Mycobacterium tuberculosis isolates from culture-confirmed tuberculosis patients from 2002 to 2007 were tested for ofloxacin (2 mg/L) resistance by PM and MGIT 960. All isolates from 2005 and 2006 were also tested by MODS and NRA. Ofloxacin-resistant isolates by PM were further tested by all four methods using ciprofloxacin, levofloxacin and moxifloxacin. For each ofloxacin-resistant isolate, two ofloxacin-susceptible isolates were tested against all three fluoroquinolones using all four methods.

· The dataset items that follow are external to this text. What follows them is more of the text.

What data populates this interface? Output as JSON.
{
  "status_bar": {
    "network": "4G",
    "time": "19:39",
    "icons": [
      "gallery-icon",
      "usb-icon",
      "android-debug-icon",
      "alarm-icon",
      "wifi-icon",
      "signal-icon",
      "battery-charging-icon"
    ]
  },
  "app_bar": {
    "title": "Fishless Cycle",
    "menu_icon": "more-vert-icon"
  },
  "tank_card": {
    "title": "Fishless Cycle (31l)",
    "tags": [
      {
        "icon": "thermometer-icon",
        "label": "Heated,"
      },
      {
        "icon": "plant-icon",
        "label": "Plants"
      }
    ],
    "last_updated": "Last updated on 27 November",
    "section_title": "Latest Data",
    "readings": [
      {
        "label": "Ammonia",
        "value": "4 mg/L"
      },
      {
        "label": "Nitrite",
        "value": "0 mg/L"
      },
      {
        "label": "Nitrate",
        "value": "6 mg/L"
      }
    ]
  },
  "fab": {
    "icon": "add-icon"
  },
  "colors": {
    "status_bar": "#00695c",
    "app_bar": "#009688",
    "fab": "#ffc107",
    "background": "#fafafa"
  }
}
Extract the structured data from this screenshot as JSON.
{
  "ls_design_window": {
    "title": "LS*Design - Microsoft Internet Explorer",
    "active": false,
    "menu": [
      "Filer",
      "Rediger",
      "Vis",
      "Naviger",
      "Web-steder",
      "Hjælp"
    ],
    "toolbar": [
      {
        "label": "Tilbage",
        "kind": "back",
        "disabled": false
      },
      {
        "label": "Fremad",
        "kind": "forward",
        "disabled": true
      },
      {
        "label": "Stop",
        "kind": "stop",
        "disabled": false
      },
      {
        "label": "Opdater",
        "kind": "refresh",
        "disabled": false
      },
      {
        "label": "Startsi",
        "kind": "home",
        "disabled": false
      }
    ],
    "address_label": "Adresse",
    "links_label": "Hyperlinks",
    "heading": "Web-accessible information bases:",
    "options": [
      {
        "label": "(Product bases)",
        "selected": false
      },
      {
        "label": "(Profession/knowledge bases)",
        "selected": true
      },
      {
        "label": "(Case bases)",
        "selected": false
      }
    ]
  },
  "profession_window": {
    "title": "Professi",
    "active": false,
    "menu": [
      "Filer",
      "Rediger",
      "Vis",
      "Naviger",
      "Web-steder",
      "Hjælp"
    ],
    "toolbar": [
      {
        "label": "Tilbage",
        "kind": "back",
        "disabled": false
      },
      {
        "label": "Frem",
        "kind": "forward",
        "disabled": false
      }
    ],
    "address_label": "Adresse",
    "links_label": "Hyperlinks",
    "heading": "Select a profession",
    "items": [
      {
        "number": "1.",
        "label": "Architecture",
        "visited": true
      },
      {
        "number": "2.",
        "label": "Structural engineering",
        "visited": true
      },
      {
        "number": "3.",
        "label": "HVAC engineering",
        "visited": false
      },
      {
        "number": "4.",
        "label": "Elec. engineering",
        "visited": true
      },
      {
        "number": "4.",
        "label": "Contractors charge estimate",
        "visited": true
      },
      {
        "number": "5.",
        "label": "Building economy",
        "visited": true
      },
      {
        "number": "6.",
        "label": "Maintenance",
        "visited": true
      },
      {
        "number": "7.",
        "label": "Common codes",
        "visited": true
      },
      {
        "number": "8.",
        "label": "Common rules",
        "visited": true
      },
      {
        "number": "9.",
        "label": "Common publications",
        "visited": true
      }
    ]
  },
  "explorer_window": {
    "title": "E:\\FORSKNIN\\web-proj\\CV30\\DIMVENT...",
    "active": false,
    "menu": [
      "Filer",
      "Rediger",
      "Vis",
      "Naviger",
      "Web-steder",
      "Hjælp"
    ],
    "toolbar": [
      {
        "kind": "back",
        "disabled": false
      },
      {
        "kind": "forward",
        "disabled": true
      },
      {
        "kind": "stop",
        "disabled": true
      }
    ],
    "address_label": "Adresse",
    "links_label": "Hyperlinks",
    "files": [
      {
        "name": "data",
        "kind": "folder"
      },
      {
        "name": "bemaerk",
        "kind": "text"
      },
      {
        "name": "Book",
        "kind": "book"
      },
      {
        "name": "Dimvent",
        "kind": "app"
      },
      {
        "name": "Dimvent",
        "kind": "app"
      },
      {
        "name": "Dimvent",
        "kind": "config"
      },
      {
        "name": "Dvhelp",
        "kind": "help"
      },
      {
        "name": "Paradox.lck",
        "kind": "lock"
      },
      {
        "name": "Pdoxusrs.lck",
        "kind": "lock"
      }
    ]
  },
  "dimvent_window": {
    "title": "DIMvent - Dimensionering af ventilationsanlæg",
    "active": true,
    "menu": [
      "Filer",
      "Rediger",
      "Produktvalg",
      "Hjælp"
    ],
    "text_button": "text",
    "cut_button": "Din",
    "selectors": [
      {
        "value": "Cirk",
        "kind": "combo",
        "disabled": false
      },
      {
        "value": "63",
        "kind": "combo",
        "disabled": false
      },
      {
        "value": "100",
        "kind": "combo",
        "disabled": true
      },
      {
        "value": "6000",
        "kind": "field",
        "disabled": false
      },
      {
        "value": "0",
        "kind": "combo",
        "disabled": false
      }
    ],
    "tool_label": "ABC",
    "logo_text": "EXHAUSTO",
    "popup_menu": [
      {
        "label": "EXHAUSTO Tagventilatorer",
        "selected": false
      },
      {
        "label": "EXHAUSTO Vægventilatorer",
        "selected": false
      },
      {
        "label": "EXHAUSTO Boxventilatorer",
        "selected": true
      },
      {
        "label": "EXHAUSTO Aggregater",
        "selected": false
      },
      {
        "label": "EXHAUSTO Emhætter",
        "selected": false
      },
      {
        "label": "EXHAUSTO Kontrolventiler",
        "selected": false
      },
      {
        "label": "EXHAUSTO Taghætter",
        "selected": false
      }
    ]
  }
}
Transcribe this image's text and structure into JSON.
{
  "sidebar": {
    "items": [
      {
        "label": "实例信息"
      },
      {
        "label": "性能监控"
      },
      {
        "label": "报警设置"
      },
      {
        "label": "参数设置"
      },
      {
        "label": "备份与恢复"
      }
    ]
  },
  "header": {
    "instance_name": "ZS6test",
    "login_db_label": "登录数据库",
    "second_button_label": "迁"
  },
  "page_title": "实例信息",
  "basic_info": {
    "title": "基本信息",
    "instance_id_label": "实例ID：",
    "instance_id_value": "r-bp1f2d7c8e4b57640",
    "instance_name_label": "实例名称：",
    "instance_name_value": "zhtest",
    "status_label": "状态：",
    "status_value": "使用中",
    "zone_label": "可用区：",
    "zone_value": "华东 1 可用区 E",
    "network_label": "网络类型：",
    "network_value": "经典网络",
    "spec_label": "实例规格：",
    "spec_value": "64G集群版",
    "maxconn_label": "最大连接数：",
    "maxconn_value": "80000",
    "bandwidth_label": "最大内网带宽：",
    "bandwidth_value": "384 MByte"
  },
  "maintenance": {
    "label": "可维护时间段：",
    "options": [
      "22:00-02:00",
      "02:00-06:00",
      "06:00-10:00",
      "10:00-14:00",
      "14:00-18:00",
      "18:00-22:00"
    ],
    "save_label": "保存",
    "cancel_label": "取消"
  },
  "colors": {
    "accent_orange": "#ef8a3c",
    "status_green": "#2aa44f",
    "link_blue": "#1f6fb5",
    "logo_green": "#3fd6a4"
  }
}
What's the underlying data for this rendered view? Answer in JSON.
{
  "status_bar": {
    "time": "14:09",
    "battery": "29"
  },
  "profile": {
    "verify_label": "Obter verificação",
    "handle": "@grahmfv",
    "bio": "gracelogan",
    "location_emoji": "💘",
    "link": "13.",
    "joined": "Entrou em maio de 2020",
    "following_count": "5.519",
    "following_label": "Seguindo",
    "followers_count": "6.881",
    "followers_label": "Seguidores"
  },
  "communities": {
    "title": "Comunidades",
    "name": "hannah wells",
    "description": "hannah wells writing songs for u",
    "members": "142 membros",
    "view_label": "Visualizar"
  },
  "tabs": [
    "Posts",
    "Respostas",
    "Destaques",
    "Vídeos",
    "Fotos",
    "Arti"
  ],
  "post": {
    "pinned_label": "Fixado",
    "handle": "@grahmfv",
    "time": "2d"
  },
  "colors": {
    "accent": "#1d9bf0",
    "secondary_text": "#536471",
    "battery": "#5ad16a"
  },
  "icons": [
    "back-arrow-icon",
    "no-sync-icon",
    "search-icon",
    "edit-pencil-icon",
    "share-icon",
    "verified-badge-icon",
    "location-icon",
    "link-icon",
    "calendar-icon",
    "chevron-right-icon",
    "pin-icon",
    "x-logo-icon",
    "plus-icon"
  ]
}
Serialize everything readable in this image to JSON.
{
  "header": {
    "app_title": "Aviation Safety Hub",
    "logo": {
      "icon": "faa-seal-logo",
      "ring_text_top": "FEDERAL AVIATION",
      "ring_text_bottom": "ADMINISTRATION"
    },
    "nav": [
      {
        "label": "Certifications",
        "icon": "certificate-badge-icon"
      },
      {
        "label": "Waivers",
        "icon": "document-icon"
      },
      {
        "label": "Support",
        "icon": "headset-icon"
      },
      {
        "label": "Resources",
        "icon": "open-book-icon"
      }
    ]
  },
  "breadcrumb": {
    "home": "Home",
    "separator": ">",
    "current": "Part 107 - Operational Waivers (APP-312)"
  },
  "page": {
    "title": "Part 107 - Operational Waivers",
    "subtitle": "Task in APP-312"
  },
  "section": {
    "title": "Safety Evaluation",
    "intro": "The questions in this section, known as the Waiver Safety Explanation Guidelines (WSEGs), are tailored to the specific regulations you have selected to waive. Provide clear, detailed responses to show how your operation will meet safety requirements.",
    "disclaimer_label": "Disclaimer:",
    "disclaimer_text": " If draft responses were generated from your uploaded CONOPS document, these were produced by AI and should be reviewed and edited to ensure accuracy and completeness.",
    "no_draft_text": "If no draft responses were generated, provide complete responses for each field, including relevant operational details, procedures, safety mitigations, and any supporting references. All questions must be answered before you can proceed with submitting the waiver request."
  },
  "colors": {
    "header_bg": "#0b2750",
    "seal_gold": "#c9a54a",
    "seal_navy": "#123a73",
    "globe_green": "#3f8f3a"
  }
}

Of the 797 M. tuberculosis isolates, 19 (2.4%) were ofloxacin-resistant by PM. MGIT 960 had 100% sensitivity (95% CI, 83%–100%) and specificity (95% CI, 99.5%–100%). Of the 797 isolates, 239 were from 2005 to 2006 and 6 of these (2.5%) were resistant by PM. MODS had 100% sensitivity (95% CI, 61%–100%) and specificity (95% CI, 98%–100%). NRA had 100% sensitivity (95% CI, 61%–100%) and 98.7% specificity (95% CI, 96%–99.6%). The median time to results was shorter using MGIT 960 (8 days), MODS (6 days) or NRA (9 days) compared with PM (21 days) (P<0.001). All 19 ofloxacin-resistant isolates were resistant to ciprofloxacin, levofloxacin and moxifloxacin by PM.
MGIT 960, MODS and NRA are sensitive and specific and more rapid than PM for identifying fluoroquinolone resistance in M. tuberculosis. Ofloxacin resistance was associated with cross-resistance to ciprofloxacin, levofloxacin and moxifloxacin.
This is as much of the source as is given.